A soft sound emanated from the sculpture. This piece has a stoic quality, in comparison to Ancalmo’s dynamic, kinetic work that I have seen over the years. Here, the projector is rendered as a blind object, purposefully not illuminating the traverses of war. Rather, the red bundle of leader tape alludes to the bloodshed and trauma of war. Virtually inaudible and showing no detail of human presence the piece makes a very poignant point about loss and brings to mind the ridiculous effort that war entails and the fragility of human life.
In the adjacent room Andrew McClintock’s “Salt Water Battery” installation reiterates similar futile efforts. In full disclosure, McClintock is the founder & publisher of SFAQ, but also an artist in his own rite, as is almost everyone affiliated with the publication, including myself. With that, objectively speaking, the painstaking accumulation of pounds of salt and the laborious effort to assemble containers with copper rods and wires to generate electricity are all the makings of glorious potential. Yet, the construction of all of this effort is only powering eight very tiny LED lights that barely illuminate the installation itself, let alone the room. There is humor in the irony of this piece, but the curiosity of purpose still bothers me more – the precise care and elaborate configuration of the objects coupled with futility of the tiny lights seemed to be telling the story of some ominous future. But perhaps there is a light at the end of the tunnel?
Ridgway shared with me some possible future ideas of opportunities for his artists and some thoughts on his position as a gallery next door to the huge reconstruction/temporary closure of the neighboring SFMOMA. Ridgway’s gallery is a destination now challenged by neighboring upheaval and transition.
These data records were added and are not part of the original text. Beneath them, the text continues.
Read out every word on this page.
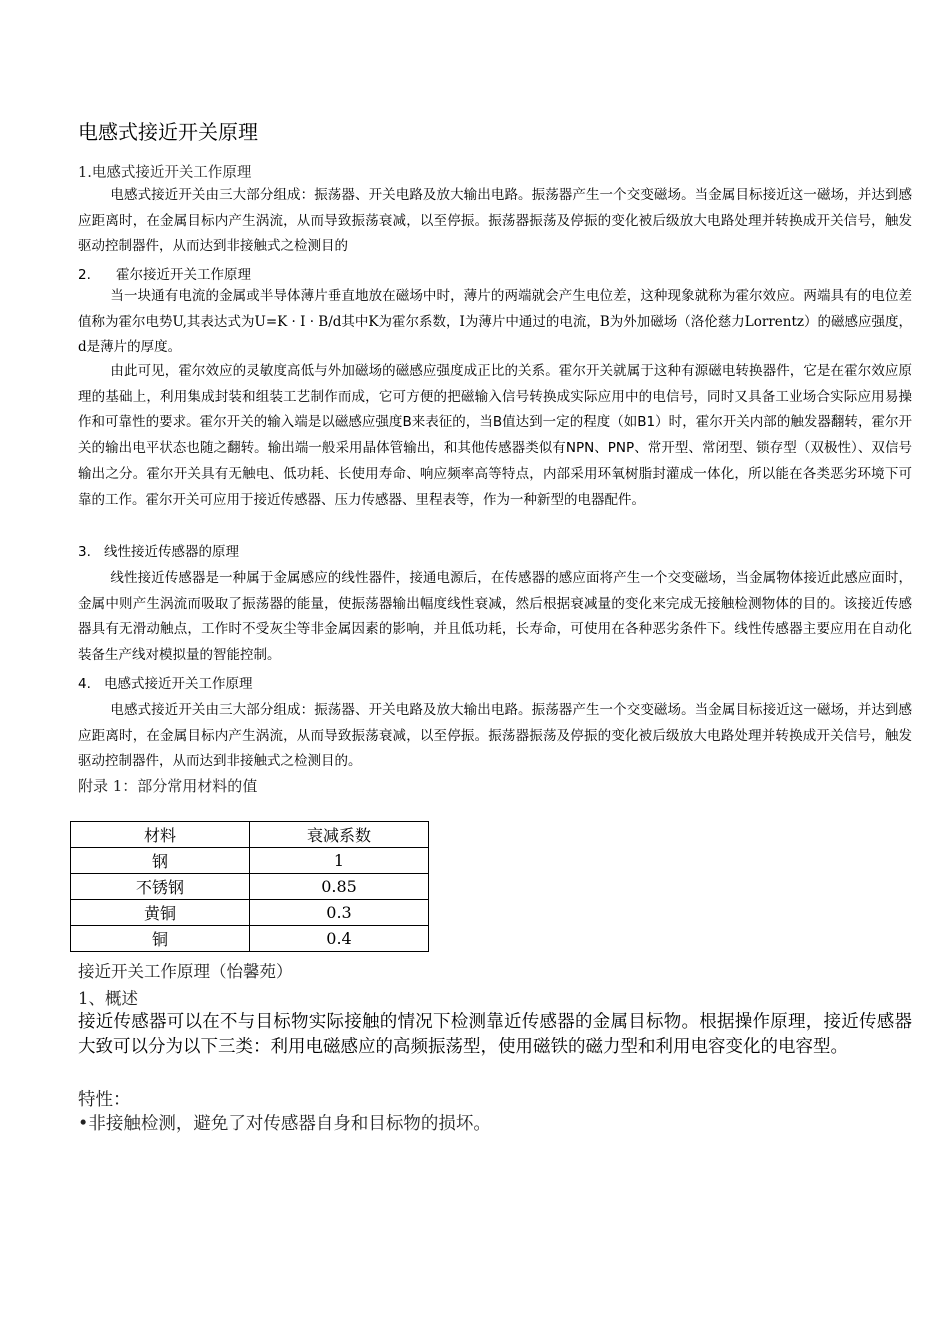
电感式接近开关原理
1.电感式接近开关工作原理
电感式接近开关由三大部分组成：振荡器、开关电路及放大输出电路。振荡器产生一个交变磁场。当金属目标接近这一磁场，并达到感应距离时，在金属目标内产生涡流，从而导致振荡衰减，以至停振。振荡器振荡及停振的变化被后级放大电路处理并转换成开关信号，触发驱动控制器件，从而达到非接触式之检测目的
2. 霍尔接近开关工作原理
当一块通有电流的金属或半导体薄片垂直地放在磁场中时，薄片的两端就会产生电位差，这种现象就称为霍尔效应。两端具有的电位差值称为霍尔电势U,其表达式为U=K · I · B/d其中K为霍尔系数，I为薄片中通过的电流，B为外加磁场（洛伦慈力Lorrentz）的磁感应强度，d是薄片的厚度。
由此可见，霍尔效应的灵敏度高低与外加磁场的磁感应强度成正比的关系。霍尔开关就属于这种有源磁电转换器件，它是在霍尔效应原理的基础上，利用集成封装和组装工艺制作而成，它可方便的把磁输入信号转换成实际应用中的电信号，同时又具备工业场合实际应用易操作和可靠性的要求。霍尔开关的输入端是以磁感应强度B来表征的，当B值达到一定的程度（如B1）时，霍尔开关内部的触发器翻转，霍尔开关的输出电平状态也随之翻转。输出端一般采用晶体管输出，和其他传感器类似有NPN、PNP、常开型、常闭型、锁存型（双极性）、双信号输出之分。霍尔开关具有无触电、低功耗、长使用寿命、响应频率高等特点，内部采用环氧树脂封灌成一体化，所以能在各类恶劣环境下可靠的工作。霍尔开关可应用于接近传感器、压力传感器、里程表等，作为一种新型的电器配件。
3. 线性接近传感器的原理
线性接近传感器是一种属于金属感应的线性器件，接通电源后，在传感器的感应面将产生一个交变磁场，当金属物体接近此感应面时，金属中则产生涡流而吸取了振荡器的能量，使振荡器输出幅度线性衰减，然后根据衰减量的变化来完成无接触检测物体的目的。该接近传感器具有无滑动触点，工作时不受灰尘等非金属因素的影响，并且低功耗，长寿命，可使用在各种恶劣条件下。线性传感器主要应用在自动化装备生产线对模拟量的智能控制。
4. 电感式接近开关工作原理
电感式接近开关由三大部分组成：振荡器、开关电路及放大输出电路。振荡器产生一个交变磁场。当金属目标接近这一磁场，并达到感应距离时，在金属目标内产生涡流，从而导致振荡衰减，以至停振。振荡器振荡及停振的变化被后级放大电路处理并转换成开关信号，触发驱动控制器件，从而达到非接触式之检测目的。
附录 1：部分常用材料的值
材料	衰减系数
钢	1
不锈钢	0.85
黄铜	0.3
铜	0.4
接近开关工作原理（怡馨苑）
1、概述
接近传感器可以在不与目标物实际接触的情况下检测靠近传感器的金属目标物。根据操作原理，接近传感器大致可以分为以下三类：利用电磁感应的高频振荡型，使用磁铁的磁力型和利用电容变化的电容型。
特性：
•非接触检测，避免了对传感器自身和目标物的损坏。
Lately I have been worried for the state of San Francisco’s state-of-the-field of contemporary art. Knowing that the city would be parceling out its curatorial endeavors around the city is an exciting solution to keep its presence known, but also a precarious one without a home-base intact. As I was leaving I looked again at Mark Benson’s “Open Fields” installation and pondered how intentional the foreshadowing seemed to put these fragile plants just out of reach and facing an uncertain future. But as with all great endings, there is the excitement of new beginnings and the hope for greater purpose.